- Movie poster
- Directed by: Sergei Komarov
- Starring: Igor Ilyinsky; Anel Sudakevich; Mary Pickford; Douglas Fairbanks; Vera Malinovskaya;
- Cinematography: Sergei Komarov
- Distributed by: Mezhrabpom-Rus
- Release date: 9 September 1927;
- Running time: 6 reels
- Country: Soviet Union
- Language: Silent (Russian intertitles)

= A Kiss from Mary Pickford =

1927 film by Sergei Komarov

A Kiss from Mary Pickford

A Kiss From Mary Pickford (Поцелуй Мэри Пикфорд) is a 1927 Soviet silent comedy film made and directed by Sergei Komarov and co-written by Komarov and Vadim Shershenevich. The film, starring Igor Ilyinsky, is mostly known today because of a cameo by popular American film couple Mary Pickford and Douglas Fairbanks, who play themselves. The scenes featuring the couple were shot during their visit to the USSR. A legend claims that Pickford and Fairbanks did not know that footage of them would be used in a Soviet fiction film. In reality, the couple knowingly participated to the project as a gesture towards the Russian film industry.

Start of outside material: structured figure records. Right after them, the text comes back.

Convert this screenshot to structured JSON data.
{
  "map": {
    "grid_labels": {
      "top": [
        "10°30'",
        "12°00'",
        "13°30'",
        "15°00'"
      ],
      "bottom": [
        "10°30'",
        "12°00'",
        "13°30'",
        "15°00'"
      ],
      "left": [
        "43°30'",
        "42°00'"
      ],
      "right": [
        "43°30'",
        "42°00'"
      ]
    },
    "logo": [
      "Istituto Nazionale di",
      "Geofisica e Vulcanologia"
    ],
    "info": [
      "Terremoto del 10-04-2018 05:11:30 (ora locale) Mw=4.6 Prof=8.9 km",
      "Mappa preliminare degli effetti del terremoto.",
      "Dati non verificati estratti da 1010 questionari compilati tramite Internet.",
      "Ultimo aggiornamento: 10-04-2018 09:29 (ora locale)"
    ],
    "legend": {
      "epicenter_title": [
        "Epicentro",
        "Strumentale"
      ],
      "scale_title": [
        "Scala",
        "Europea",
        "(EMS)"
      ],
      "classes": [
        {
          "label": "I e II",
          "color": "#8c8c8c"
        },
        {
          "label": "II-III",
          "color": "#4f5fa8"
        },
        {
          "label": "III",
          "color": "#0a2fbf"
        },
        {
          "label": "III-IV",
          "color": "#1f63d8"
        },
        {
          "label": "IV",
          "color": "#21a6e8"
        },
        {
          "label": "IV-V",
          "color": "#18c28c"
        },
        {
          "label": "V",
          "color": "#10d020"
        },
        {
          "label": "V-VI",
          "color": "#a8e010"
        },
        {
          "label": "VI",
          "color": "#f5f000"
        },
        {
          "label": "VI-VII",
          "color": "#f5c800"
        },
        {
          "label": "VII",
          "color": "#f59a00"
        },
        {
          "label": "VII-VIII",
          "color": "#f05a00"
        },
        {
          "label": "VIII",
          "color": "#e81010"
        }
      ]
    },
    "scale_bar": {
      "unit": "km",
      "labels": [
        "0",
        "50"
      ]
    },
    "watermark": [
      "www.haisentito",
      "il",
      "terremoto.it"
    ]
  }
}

A print of the film still exists and is preserved at the Library of Congress. The film was shown during the Berlin International Film Festival in February 1991 and at San Francisco Silent Film Festival Winter Festival at the Castro Theatre in February 2009.

==Plot==
Goga Palkin is a theatre check-taker in love with a beginner actress named Dusya. She has a crush on Douglas Fairbanks and only wants to date someone famous like a Hollywood star. After a chance meeting and a kiss from Mary Pickford, Goga becomes a local celebrity, and a lot of girls chase him through the streets. The popularity of her admirer makes Dusya jealous, and she falls for him.